As far as I know the magnetic force is responsible for the motor rotation. So, horsepower of the motor is mostly related to magnetic flux on the coils (windings). Also magnetic flux is directly related to inductance (Number of turns) and the current flow on the coil. Am I right so far?
This is a simple illustration of a 3 phase induction motor:
In the center of the stator, there is the rotator (not shown in the picture). And here is the equivalent circuit of the induction motor:
And here are the things that I do not understand:
1- What is magnetizing reactance of the winding? I've read a few explanations about it but really I could not understand. Isn't it normal for reactance to have magnetic property? Could you explain me this property in detail?

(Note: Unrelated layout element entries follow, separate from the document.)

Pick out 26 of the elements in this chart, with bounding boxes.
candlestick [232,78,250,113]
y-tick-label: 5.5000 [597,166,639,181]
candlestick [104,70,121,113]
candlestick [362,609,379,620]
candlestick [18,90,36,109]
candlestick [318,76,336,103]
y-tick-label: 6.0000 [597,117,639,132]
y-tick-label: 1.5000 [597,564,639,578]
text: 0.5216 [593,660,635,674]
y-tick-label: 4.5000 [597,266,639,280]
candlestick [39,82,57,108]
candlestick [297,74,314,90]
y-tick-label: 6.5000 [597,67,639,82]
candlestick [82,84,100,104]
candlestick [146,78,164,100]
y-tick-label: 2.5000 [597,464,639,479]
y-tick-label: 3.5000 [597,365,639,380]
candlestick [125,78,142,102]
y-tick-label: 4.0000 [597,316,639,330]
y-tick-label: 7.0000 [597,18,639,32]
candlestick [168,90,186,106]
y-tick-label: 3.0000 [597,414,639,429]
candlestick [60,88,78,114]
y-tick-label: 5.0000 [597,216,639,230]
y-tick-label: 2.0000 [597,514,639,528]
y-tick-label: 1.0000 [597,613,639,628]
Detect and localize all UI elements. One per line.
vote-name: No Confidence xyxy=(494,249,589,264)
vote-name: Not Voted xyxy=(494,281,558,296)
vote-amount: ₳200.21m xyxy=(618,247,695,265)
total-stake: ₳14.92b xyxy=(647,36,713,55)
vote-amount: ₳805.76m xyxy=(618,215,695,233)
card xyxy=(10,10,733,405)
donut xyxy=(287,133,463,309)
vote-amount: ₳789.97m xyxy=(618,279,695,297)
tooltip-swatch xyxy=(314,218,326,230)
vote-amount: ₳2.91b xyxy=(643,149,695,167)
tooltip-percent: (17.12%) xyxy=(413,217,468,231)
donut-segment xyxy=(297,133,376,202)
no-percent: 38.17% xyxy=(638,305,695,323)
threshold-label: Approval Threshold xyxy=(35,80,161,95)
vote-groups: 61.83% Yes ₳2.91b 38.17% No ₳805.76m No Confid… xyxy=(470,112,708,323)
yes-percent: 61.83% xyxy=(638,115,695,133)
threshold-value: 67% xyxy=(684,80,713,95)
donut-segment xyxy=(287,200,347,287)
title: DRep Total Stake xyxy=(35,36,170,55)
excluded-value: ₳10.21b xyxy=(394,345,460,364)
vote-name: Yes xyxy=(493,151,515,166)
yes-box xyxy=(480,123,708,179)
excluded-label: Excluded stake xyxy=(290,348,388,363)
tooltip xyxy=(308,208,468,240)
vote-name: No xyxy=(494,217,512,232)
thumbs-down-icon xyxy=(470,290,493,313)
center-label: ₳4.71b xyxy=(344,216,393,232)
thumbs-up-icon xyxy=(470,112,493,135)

XM is the magnetizing reactance of the winding.
2- Why do we want high power factor?
Should not we want just the opposite? Because we only care about the current flow on the windings? Power factor of an inductor is related to serial resistance and inductance value of its equivalent circuit. If we draw the same amount of current on two inductor which have different serial resistor values, the one with the lower power factor will consume less energy but the amount of the magnetic flux will be same. Right?
So, does power factor mean something else for motors, or did I understand the concept wrong here?
3- How can I calculate the horsepower and the efficiency of my motor?
I designed a 3 phase motor driver which drives 3 coils (100 mOhm series resistance and 2 mH inductance).
And this is the timing, current waveform of the coils and the total power consumption of the system(with all the other logic and analog circuits):
avarage power consumption is 145.33 W. Coil currents are distorted as you can see but RMS current is 4.88 A for each:
I saw this online electric motor calculator. It requires Current(A), efficiency(%), Power factor(0-1) and Voltage(V) to calculate the horsepower. But I don't know what are meant by those. Which current? Efficiency of what? Power factor of what? Is it supply voltage? I am really messed up here. I appreciate any help. Thanks.